Under drought rules released by the Los Angeles Department of Water and Power last week, Angelenos will have to follow two-day-a-week watering restrictions beginning June 1. However, drip irrigation to a food source and hand-held hose watering of vegetation are allowed every day before 9 am and after 4 pm, according to the DWP’s Phase 3 rules.
The Bureau of Street Services, which maintains street trees, and the Department of Recreation and Parks, which maintains trees in parks, must also comply with the rules as water and power customers, said DWP spokesperson Ellen Cheng.
Arborists say the restrictions, followed correctly, shouldn’t have an effect on trees.
“I looked at it and said, ‘Nothing to worry about,'” said Nick Araya, board certified master arborist and owner of TreeCareLA. “Even the most delicate trees would be happy with eight minutes twice a week, and the larger trees will be happy with the occasional heavy watering by hand.”
However, what is a cause for concern is the public’s reaction to these kinds of restrictions, Araya said. His company is getting dozens of calls from people worried about their trees dying because of the drought.
“We know trees will suffer because of the messaging,” Araya said. “People aren’t interpreting it the right way.”
If people stop caring for their trees altogether, the effects won’t be seen until months later, Araya said. Though an under-watered tree may seem fine now, lack of water can prevent buds from forming properly the next season. Leaves might open on only half the tree, or open small and immediately die.
Trees on public land also face a threat.
During the last drought, some urban trees across Southern California were hit hard by the heat and lack of rainwater. In 2015, Los Angeles parks officials estimated that as many as 14,000 trees in LA parks — about 4% of the total — may have died during the last year of that drought. The year before that, officials said only about 1% of trees were found dead. Other communities saw similar problems.
Rachel O’Leary, executive director of City Plants, said compared with the previous drought, water agencies and various state organizations are working more proactively to get the message out on the importance of trees and keeping them alive during the drought.
City Plants, which runs a free tree program for Los Angeles city residents, has been in constant communication with the DWP about how to ensure that trees survive the drought, O’Leary said. Statewide organizations such as California ReLeaf and California Urban Forests Council have also posted information on optimal tree care during a drought.
“Trees are critical city infrastructure and they need to be watered,” O’Leary said. “They are actually one of the least water-intensive landscaping that we have [and] it’s a good investment in the water.”
While trees may need weekly waterings during the first three years of their lives, mature trees need only a heavy watering once or twice a month. A tree’s watering needs may also depend on its species and the type of soil.
Arborists recommend applying mulch around trees to reduce water loss from evaporation and to keep the soil cool.
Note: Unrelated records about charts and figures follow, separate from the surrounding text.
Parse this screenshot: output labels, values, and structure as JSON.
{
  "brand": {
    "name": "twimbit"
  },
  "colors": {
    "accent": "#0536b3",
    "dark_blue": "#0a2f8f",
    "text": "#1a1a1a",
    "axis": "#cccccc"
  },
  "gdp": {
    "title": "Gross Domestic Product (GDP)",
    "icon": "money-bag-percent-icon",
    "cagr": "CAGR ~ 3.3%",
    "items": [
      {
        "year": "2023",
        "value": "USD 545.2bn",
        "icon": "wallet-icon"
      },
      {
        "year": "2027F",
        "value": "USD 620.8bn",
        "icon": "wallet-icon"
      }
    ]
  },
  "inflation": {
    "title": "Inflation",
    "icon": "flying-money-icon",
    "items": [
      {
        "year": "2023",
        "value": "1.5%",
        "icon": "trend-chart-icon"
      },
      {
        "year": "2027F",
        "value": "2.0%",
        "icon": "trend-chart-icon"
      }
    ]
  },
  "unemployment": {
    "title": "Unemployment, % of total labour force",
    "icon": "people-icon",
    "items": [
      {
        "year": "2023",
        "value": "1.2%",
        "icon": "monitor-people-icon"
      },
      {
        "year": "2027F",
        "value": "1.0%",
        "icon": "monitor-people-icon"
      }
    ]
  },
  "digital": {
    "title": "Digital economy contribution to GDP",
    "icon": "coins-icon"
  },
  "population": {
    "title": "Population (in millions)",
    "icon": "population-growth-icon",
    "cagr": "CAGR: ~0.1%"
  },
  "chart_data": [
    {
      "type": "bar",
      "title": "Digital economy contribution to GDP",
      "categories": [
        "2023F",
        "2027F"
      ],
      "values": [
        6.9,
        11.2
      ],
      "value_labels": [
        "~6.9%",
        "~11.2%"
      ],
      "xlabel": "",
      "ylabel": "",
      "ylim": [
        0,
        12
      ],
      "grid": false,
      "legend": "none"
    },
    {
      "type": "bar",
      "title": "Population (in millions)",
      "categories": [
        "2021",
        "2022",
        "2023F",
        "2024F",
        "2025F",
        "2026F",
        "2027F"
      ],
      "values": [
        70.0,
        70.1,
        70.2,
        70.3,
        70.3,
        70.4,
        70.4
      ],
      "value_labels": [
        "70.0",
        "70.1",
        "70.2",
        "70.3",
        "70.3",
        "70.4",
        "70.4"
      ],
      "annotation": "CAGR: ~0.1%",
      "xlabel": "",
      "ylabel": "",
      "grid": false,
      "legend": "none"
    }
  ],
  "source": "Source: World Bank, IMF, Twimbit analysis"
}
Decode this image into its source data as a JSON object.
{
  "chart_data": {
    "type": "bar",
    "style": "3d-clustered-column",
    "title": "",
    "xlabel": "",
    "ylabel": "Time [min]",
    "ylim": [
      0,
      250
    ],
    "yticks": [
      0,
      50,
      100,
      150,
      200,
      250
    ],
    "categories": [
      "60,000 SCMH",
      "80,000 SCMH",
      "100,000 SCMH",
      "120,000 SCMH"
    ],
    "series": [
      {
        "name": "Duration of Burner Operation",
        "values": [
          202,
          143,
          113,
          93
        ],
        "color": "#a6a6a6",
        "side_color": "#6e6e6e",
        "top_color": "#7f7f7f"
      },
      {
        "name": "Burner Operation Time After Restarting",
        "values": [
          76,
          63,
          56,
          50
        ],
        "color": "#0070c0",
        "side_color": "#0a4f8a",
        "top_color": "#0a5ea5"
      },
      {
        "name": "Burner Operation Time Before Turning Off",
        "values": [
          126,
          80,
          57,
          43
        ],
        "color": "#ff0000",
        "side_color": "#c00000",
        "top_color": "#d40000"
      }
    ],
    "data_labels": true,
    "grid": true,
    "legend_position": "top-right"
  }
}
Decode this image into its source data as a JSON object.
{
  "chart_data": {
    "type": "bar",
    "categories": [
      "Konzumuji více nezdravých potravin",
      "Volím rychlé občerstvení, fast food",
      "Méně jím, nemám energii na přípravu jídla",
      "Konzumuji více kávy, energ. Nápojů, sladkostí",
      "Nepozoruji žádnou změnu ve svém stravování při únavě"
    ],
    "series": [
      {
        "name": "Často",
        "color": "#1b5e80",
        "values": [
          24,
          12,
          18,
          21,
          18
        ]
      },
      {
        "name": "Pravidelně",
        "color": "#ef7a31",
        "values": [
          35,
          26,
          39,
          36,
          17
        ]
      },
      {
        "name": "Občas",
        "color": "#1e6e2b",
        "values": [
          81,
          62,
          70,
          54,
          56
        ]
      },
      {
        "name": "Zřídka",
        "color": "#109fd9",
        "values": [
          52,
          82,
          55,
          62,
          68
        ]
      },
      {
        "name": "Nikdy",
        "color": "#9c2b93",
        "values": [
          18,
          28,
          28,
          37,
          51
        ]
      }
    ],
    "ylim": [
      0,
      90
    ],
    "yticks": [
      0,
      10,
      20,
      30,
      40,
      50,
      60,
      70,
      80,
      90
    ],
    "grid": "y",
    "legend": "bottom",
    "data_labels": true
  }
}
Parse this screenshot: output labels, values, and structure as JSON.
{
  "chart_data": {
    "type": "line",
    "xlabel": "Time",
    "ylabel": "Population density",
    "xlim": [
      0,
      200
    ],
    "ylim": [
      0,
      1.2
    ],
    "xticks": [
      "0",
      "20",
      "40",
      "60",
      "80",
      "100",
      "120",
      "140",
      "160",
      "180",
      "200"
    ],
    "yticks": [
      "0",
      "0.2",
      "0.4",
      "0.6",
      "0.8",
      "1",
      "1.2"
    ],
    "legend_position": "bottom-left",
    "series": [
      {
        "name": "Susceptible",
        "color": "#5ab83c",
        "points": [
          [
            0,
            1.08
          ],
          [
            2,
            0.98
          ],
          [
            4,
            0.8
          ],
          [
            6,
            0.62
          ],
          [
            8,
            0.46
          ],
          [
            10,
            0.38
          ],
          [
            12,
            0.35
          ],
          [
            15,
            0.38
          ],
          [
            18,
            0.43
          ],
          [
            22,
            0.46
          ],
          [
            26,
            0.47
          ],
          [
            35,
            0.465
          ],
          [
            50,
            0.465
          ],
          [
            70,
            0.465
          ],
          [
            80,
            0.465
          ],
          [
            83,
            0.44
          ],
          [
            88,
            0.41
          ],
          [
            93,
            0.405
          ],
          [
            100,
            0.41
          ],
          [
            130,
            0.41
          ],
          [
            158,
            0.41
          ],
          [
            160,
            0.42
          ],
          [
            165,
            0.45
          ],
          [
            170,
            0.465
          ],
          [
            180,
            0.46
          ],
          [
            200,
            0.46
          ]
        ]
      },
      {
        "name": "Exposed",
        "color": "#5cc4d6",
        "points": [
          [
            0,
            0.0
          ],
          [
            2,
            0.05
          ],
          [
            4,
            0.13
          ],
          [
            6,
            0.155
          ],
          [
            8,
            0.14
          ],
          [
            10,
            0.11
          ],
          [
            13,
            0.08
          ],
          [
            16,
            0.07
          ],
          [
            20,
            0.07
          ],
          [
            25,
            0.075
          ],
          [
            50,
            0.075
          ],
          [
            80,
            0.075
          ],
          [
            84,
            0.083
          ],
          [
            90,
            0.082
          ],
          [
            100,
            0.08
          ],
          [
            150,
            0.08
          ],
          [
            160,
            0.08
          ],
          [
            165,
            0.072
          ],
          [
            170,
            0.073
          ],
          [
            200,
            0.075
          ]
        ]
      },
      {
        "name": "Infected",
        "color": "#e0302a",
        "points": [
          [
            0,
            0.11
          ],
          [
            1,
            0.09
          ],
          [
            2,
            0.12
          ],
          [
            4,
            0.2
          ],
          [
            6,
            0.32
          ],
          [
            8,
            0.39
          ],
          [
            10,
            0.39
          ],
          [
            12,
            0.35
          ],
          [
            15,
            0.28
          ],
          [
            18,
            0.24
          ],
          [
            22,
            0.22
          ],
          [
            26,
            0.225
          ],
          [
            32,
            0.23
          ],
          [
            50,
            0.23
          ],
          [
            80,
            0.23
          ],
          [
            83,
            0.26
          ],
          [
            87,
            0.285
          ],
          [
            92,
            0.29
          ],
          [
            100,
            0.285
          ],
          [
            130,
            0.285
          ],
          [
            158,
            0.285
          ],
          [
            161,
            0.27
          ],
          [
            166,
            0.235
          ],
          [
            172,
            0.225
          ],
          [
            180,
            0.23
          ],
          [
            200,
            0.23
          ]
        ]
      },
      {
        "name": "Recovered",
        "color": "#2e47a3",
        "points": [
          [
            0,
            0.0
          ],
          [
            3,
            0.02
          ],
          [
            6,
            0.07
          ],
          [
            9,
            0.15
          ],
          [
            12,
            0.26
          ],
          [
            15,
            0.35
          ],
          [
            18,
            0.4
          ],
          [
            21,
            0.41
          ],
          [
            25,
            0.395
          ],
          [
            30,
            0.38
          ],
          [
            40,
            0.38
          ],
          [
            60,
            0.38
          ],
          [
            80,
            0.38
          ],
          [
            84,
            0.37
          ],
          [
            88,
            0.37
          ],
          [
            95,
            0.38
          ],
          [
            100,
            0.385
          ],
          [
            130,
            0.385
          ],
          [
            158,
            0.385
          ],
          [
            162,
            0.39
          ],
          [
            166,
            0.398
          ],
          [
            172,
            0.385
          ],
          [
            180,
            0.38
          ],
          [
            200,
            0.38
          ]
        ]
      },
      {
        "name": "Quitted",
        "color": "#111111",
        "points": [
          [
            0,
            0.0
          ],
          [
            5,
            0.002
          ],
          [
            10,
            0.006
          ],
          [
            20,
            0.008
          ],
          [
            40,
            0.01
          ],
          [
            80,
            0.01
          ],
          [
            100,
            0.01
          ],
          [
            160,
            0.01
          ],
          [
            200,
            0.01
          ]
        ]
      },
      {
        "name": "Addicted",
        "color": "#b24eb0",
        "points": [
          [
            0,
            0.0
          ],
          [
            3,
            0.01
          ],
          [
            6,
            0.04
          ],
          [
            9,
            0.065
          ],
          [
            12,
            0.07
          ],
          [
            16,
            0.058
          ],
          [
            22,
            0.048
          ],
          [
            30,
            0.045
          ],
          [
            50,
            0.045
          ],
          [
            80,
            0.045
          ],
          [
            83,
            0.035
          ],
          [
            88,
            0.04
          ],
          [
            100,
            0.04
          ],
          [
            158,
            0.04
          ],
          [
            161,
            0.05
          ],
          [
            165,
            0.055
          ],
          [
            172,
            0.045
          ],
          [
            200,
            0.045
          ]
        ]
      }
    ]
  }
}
They also recommend pruning less live growth, as the tree’s canopy shades the ground below it and helps retain soil moisture.
“When water is a limiting factor, it is easier for a mature tree to maintain its health and canopy of foliage than to try to regrow the live foliage that was pruned,” said Andy Trotter, vice president of operations at West Coast Arborists.
Summer also might not be the best time to plant new trees, since the extreme heat can be hard on trees and people, O’Leary advised. Planting season in Los Angeles runs from October to the end of spring.
“Spend the time investing in tree care over the summer, take a look at what trees you do have and how you can best support them to get through this period,” O’Leary said.
Some experts say we might not even have to worry about the trees at all.
According to a study that examined previous water restrictions in Los Angeles from 2000 to 2010, there was not a major effect on vegetation even as outdoor water use decreased, said Beatriz Nobua-Behrmann, an urban forestry advisor with the University of California Cooperative Extension.
The study examined aerial imagery to estimate vegetation “greenness” and found it remained relatively stable over the 10-year period. Though there was tree mortality in some areas, there was not a huge change overall.
“The trees are maybe going to be OK,” Nobua-Behrmann said.